The implications for internal control of splitting up the Big 4
Posted by Christie Malry on December 1, 2011 at 8:26 pm
It is a truth universally acknowledged, that corporate blogs are boring, tedious affairs that are best given a wide berth. So it's with some considerable pleasure that I can reveal the exception that proves the rule - Oliver Tant's blog over at the otherwise tiresome KPMG UK blogs.

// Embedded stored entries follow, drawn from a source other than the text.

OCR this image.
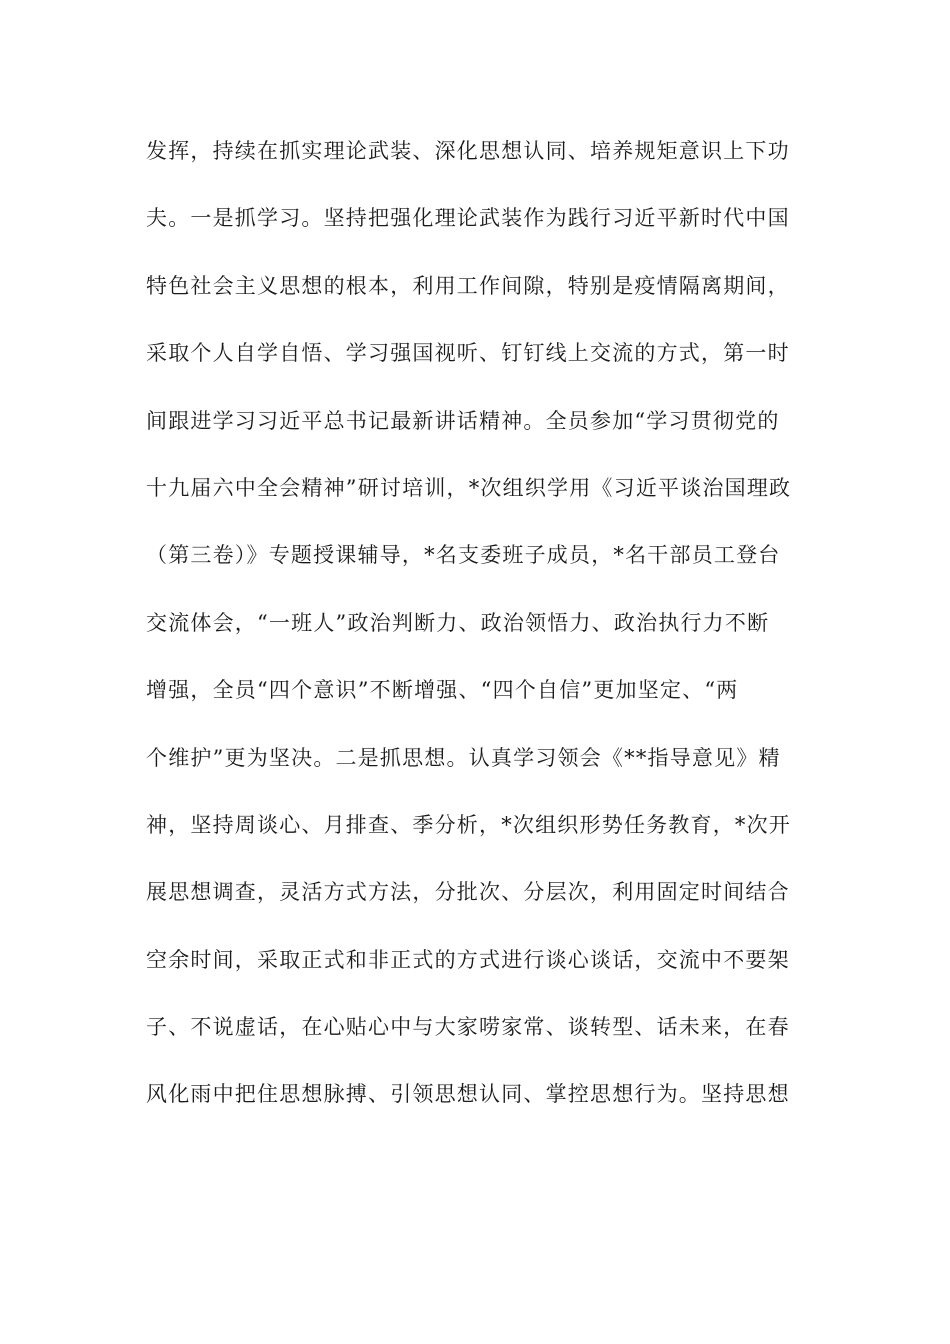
发挥，持续在抓实理论武装、深化思想认同、培养规矩意识上下功
夫。一是抓学习。坚持把强化理论武装作为践行习近平新时代中国
特色社会主义思想的根本，利用工作间隙，特别是疫情隔离期间，
采取个人自学自悟、学习强国视听、钉钉线上交流的方式，第一时
间跟进学习习近平总书记最新讲话精神。全员参加“学习贯彻党的
十九届六中全会精神”研讨培训，*次组织学用《习近平谈治国理政
（第三卷）》专题授课辅导，*名支委班子成员，*名干部员工登台
交流体会，“一班人”政治判断力、政治领悟力、政治执行力不断
增强，全员“四个意识”不断增强、“四个自信”更加坚定、“两
个维护”更为坚决。二是抓思想。认真学习领会《**指导意见》精
神，坚持周谈心、月排查、季分析，*次组织形势任务教育，*次开
展思想调查，灵活方式方法，分批次、分层次，利用固定时间结合
空余时间，采取正式和非正式的方式进行谈心谈话，交流中不要架
子、不说虚话，在心贴心中与大家唠家常、谈转型、话未来，在春
风化雨中把住思想脉搏、引领思想认同、掌控思想行为。坚持思想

Today's post is a corker, in which Tant uses the issue of the auditor's responsibility to report weaknesses in internal control to those charged with governance (ISA (UK and Ireland) 265) to highlight possibly unforeseen consequences of forcing the Big 4 to separate their audit practices from their non-audit practices. He argues, convincingly, that such a move will force up costs and may cause internal control problems to be overlooked, if the firm that's responsible for advising on fixing them is different to the firm that first identified them (ie the auditor).

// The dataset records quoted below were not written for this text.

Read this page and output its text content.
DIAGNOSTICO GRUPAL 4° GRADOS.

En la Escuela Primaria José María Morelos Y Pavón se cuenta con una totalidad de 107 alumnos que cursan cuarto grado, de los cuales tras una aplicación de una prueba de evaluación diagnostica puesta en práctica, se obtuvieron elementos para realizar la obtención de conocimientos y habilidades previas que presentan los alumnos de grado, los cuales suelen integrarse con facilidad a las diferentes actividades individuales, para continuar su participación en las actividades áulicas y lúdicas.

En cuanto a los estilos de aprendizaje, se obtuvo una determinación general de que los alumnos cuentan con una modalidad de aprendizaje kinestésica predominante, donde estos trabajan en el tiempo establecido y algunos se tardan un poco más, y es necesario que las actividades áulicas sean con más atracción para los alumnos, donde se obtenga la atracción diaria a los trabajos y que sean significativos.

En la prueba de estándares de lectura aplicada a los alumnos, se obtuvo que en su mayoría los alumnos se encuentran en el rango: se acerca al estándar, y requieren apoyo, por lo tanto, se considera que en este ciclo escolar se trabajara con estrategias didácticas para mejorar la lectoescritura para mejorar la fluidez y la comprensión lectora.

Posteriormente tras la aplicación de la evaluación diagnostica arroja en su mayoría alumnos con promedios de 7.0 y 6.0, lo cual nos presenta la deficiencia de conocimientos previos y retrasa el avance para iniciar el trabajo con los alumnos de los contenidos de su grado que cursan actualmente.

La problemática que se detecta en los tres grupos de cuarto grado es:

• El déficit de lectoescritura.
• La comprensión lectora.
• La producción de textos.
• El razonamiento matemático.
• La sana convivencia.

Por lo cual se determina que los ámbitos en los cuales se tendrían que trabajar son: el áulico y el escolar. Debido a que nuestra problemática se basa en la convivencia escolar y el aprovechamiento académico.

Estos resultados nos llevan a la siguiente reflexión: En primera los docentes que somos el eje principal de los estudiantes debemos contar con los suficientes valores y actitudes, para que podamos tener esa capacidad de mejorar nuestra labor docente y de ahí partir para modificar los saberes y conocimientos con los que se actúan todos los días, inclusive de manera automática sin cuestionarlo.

Unfortunately, as ingenious and intelligent as this argument is, I doubt whether it will make much of an impression on Michel Barnier and his team in the Internal Market and Services Directorate General. Specifically:
- Barnier will argue that the increased costs identified are a 'price worth paying' to ensure better audit independence.
- Barnier will argue that the fixing of internal controls, as opposed to the identification of deficiencies in internal controls as a by-product to doing an audit, are indeed a peripheral, non-audit service. And he will be able to claim that allowing other businesses to muscle in on work that previously was dominated by the company's auditors will encourage new firms to innovate and produce even better value-added services for companies. They might even be able to do much more than auditors can over internal controls, other than internal controls over financial reporting. Who can prove him wrong?

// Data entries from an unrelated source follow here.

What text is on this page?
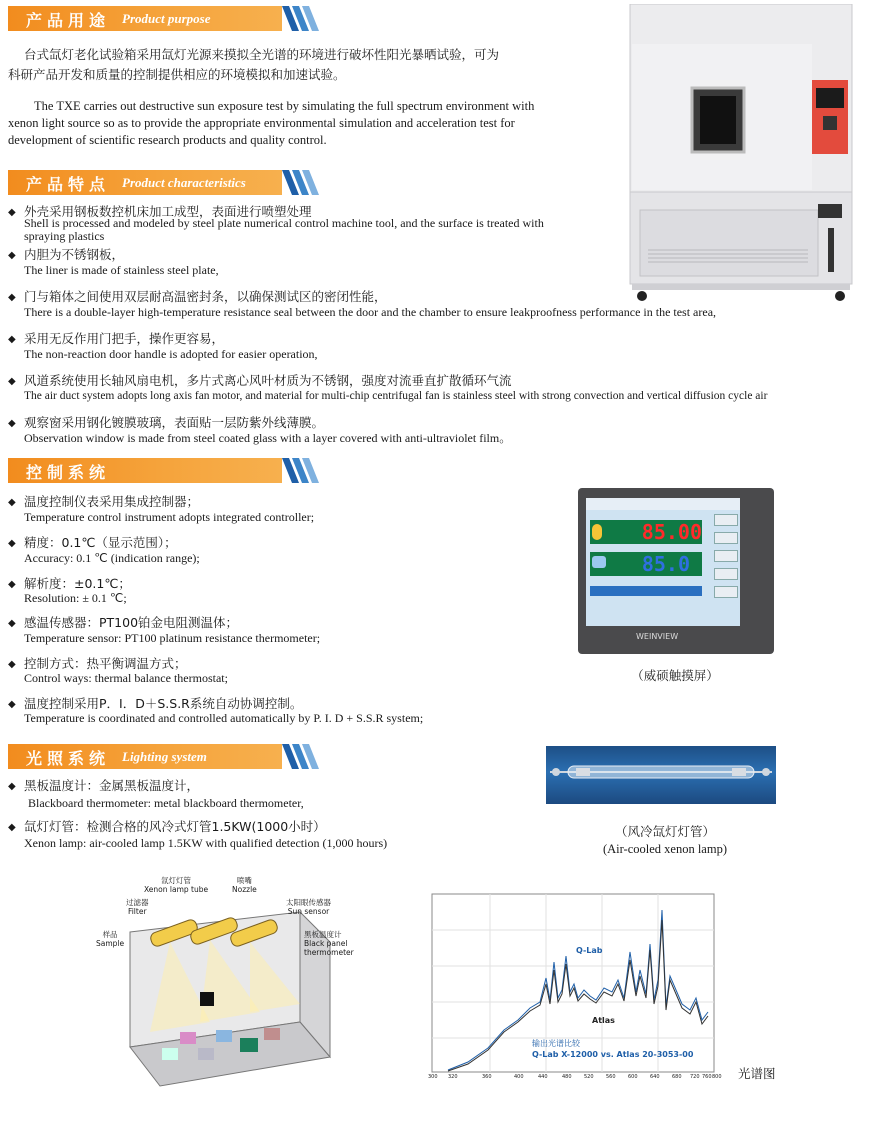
产品用途 Product purpose
台式氙灯老化试验箱采用氙灯光源来摸拟全光谱的环境进行破坏性阳光暴晒试验，可为
科研产品开发和质量的控制提供相应的环境模拟和加速试验。
The TXE carries out destructive sun exposure test by simulating the full spectrum environment with
xenon light source so as to provide the appropriate environmental simulation and acceleration test for
development of scientific research products and quality control.
产品特点 Product characteristics
◆ 外壳采用钢板数控机床加工成型，表面进行喷塑处理
Shell is processed and modeled by steel plate numerical control machine tool, and the surface is treated with
spraying plastics
◆ 内胆为不锈钢板，
The liner is made of stainless steel plate,
◆ 门与箱体之间使用双层耐高温密封条，以确保测试区的密闭性能，
There is a double-layer high-temperature resistance seal between the door and the chamber to ensure leakproofness performance in the test area,
◆ 采用无反作用门把手，操作更容易，
The non-reaction door handle is adopted for easier operation,
◆ 风道系统使用长轴风扇电机，多片式离心风叶材质为不锈钢，强度对流垂直扩散循环气流
The air duct system adopts long axis fan motor, and material for multi-chip centrifugal fan is stainless steel with strong convection and vertical diffusion cycle air
◆ 观察窗采用钢化镀膜玻璃，表面贴一层防紫外线薄膜。
Observation window is made from steel coated glass with a layer covered with anti-ultraviolet film。
控制系统
◆ 温度控制仪表采用集成控制器；
Temperature control instrument adopts integrated controller;
◆ 精度：0.1℃（显示范围）；
Accuracy: 0.1 ℃ (indication range);
◆ 解析度：±0.1℃；
Resolution: ± 0.1 ℃;
◆ 感温传感器：PT100铂金电阻测温体；
Temperature sensor: PT100 platinum resistance thermometer;
◆ 控制方式：热平衡调温方式；
Control ways: thermal balance thermostat;
◆ 温度控制采用P．I．D＋S.S.R系统自动协调控制。
Temperature is coordinated and controlled automatically by P. I. D + S.S.R system;
85.00
85.0
WEINVIEW
（威硕触摸屏）
光照系统 Lighting system
◆ 黑板温度计：金属黑板温度计，
Blackboard thermometer: metal blackboard thermometer,
◆ 氙灯灯管：检测合格的风冷式灯管1.5KW(1000小时）
Xenon lamp: air-cooled lamp 1.5KW with qualified detection (1,000 hours)
（风冷氙灯灯管）
(Air-cooled xenon lamp)
氙灯灯管
Xenon lamp tube
喷嘴
Nozzle
过滤器
Filter
太阳眼传感器
Sun sensor
样品
Sample
黑板温度计
Black panel
thermometer	Q-Lab
Atlas
输出光谱比较
Q-Lab X-12000 vs. Atlas 20-3053-00
300 320	360	400	440	480 520 560 600 640 680 720 760 800 光谱图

There's also a general point, which cuts across almost all of the arguments made by the big firms. They have largely sought to rebut Barnier's leaked proposals by beseeching him to think of the impact on audit quality. But Barnier demands substantial change, in order to address what he perceives as profound structural problems in the audit market. Rather than try and identify specific fixes that might generate marginal improvements, Barnier has decided to rip up the entire audit market and start again. Plaintive appeals to "protect audit quality" are meaningless when Barnier has clearly already bought into the simplistic notion that this market has no quality.
Another line of attack, beyond audit quality, is needed. And fast.